I do think I'll read Mrs. Dalloway again and this time I might have a different opinion.
However, how I feel about the book, could have more to do with regard to the writing than the characterization or the plot.
I love this interpretation of Laura Brown! To offten is she considered a selfish person and an awful mother with no room for arguement by her accusers. This portrait of her and the analysis of the front cover are really extraordinary and right on target. Bravo!!
the analysis is great, but you must also not forget the obvious. Laura Brown, at least for me, is the key character in the novel. Her parts are the most haunting, poignant, and revealing of all the three. Virginia was an artist. Clarissa, was content. However, Laura wanted more than freedom. She wanted to be either Virginia or Clarissa. She wanted greatness. She wanted to be more than who she was. When she couldn't do that, she wanted to be Clarissa. She wanted to know what that happiness and selflessness was like.
Instead, she was like the majority of us. She was trying to create a life that had more meaning that it did. The scene with the cake is so fitting because it was something so small and simple and she wanted to turn that simplicity into artistry.

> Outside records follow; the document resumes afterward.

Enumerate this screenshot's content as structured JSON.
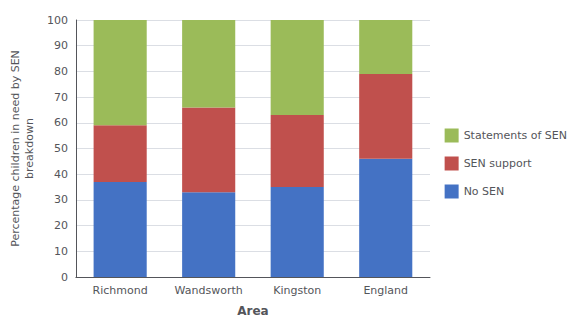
{
  "chart_data": {
    "type": "bar",
    "stacked": true,
    "xlabel": "Area",
    "ylabel": "Percentage children in need by SEN\nbreakdown",
    "categories": [
      "Richmond",
      "Wandsworth",
      "Kingston",
      "England"
    ],
    "series": [
      {
        "name": "No SEN",
        "color": "#4472C4",
        "values": [
          37,
          33,
          35,
          46
        ]
      },
      {
        "name": "SEN support",
        "color": "#C0504D",
        "values": [
          22,
          33,
          28,
          33
        ]
      },
      {
        "name": "Statements of SEN",
        "color": "#9BBB59",
        "values": [
          41,
          34,
          37,
          21
        ]
      }
    ],
    "ylim": [
      0,
      100
    ],
    "yticks": [
      0,
      10,
      20,
      30,
      40,
      50,
      60,
      70,
      80,
      90,
      100
    ],
    "grid": true,
    "legend": "right"
  }
}
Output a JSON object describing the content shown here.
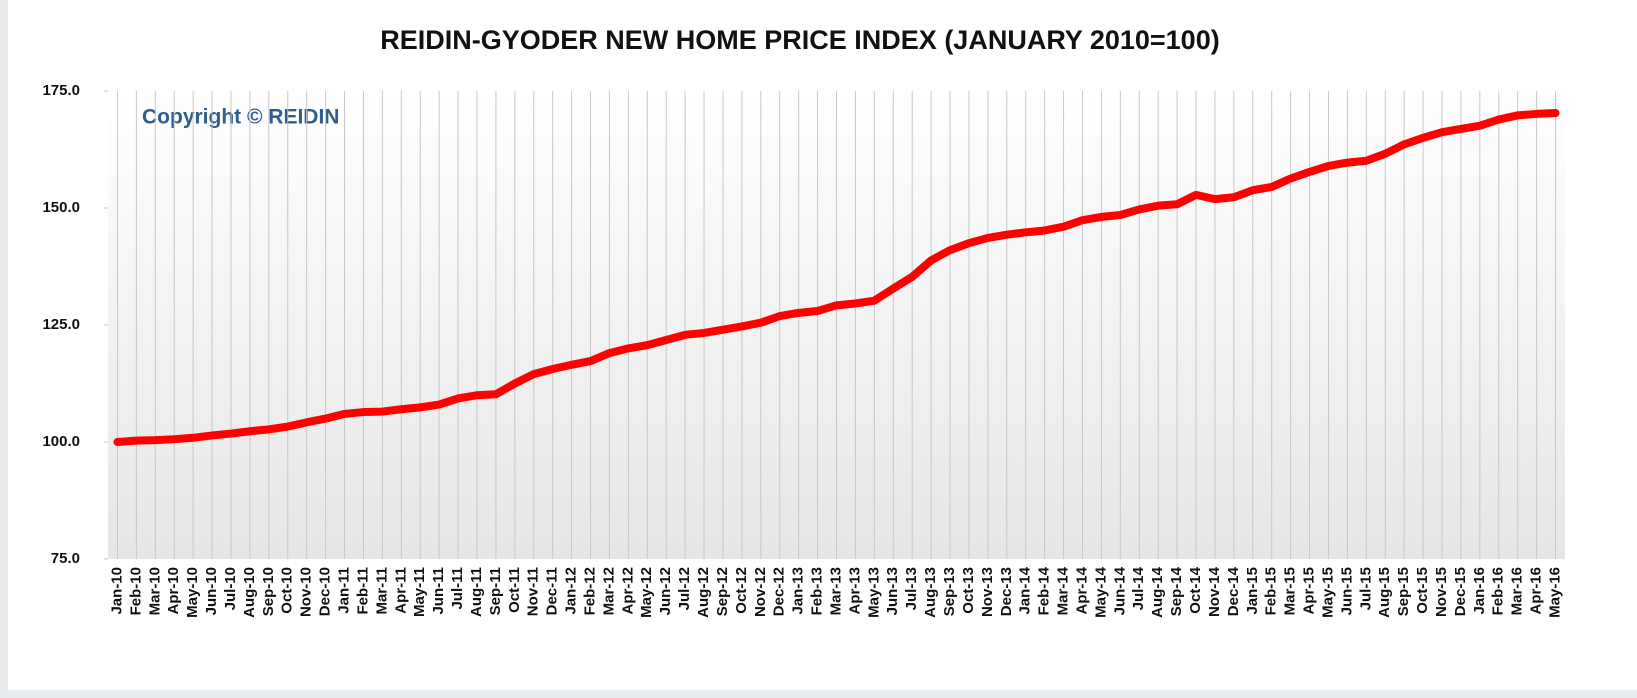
{
  "chart_data": {
    "type": "line",
    "title": "REIDIN-GYODER  NEW HOME PRICE INDEX (JANUARY  2010=100)",
    "annotation": "Copyright © REIDIN",
    "categories": [
      "Jan-10",
      "Feb-10",
      "Mar-10",
      "Apr-10",
      "May-10",
      "Jun-10",
      "Jul-10",
      "Aug-10",
      "Sep-10",
      "Oct-10",
      "Nov-10",
      "Dec-10",
      "Jan-11",
      "Feb-11",
      "Mar-11",
      "Apr-11",
      "May-11",
      "Jun-11",
      "Jul-11",
      "Aug-11",
      "Sep-11",
      "Oct-11",
      "Nov-11",
      "Dec-11",
      "Jan-12",
      "Feb-12",
      "Mar-12",
      "Apr-12",
      "May-12",
      "Jun-12",
      "Jul-12",
      "Aug-12",
      "Sep-12",
      "Oct-12",
      "Nov-12",
      "Dec-12",
      "Jan-13",
      "Feb-13",
      "Mar-13",
      "Apr-13",
      "May-13",
      "Jun-13",
      "Jul-13",
      "Aug-13",
      "Sep-13",
      "Oct-13",
      "Nov-13",
      "Dec-13",
      "Jan-14",
      "Feb-14",
      "Mar-14",
      "Apr-14",
      "May-14",
      "Jun-14",
      "Jul-14",
      "Aug-14",
      "Sep-14",
      "Oct-14",
      "Nov-14",
      "Dec-14",
      "Jan-15",
      "Feb-15",
      "Mar-15",
      "Apr-15",
      "May-15",
      "Jun-15",
      "Jul-15",
      "Aug-15",
      "Sep-15",
      "Oct-15",
      "Nov-15",
      "Dec-15",
      "Jan-16",
      "Feb-16",
      "Mar-16",
      "Apr-16",
      "May-16"
    ],
    "values": [
      100.0,
      100.3,
      100.4,
      100.6,
      100.9,
      101.4,
      101.8,
      102.3,
      102.7,
      103.3,
      104.2,
      105.0,
      106.0,
      106.4,
      106.5,
      107.0,
      107.4,
      108.0,
      109.3,
      110.0,
      110.2,
      112.5,
      114.5,
      115.6,
      116.5,
      117.3,
      119.0,
      120.0,
      120.7,
      121.8,
      122.9,
      123.3,
      124.0,
      124.7,
      125.5,
      126.9,
      127.6,
      128.0,
      129.2,
      129.6,
      130.2,
      132.8,
      135.3,
      138.8,
      141.0,
      142.5,
      143.6,
      144.3,
      144.8,
      145.2,
      146.0,
      147.4,
      148.1,
      148.5,
      149.7,
      150.5,
      150.8,
      152.8,
      151.9,
      152.3,
      153.8,
      154.5,
      156.3,
      157.7,
      159.0,
      159.7,
      160.1,
      161.6,
      163.6,
      165.0,
      166.2,
      166.9,
      167.6,
      168.9,
      169.8,
      170.1,
      170.3
    ],
    "color": "#ff0000",
    "ylim": [
      75,
      175
    ],
    "yticks": [
      {
        "value": 75,
        "label": "75.0"
      },
      {
        "value": 100,
        "label": "100.0"
      },
      {
        "value": 125,
        "label": "125.0"
      },
      {
        "value": 150,
        "label": "150.0"
      },
      {
        "value": 175,
        "label": "175.0"
      }
    ],
    "grid": true
  }
}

And she wanted to be a good mother and a good wife, but found herself so misplaced in those roles. Her suicide and then departure was her trying to escape, not her family, but herself: her limitations and her failures.
However, as ordinary as she was, she continued living. And as average as she lived, her life yielded greatness in Richard. You are able to see how people's lives are so intricately connected. How life, in all it's setbacks and failures, pain and disappointments, manages to seduce and capture us or ruin us. And no matter who lives or who dies, the days continue on, and those living and those dead continue to shape lives.
Virginia was poetic in her greatness, Clarissa in her happiness, and Laura in her mediocrity.
I have been inthralled with Laura Brown. Thank you for your words.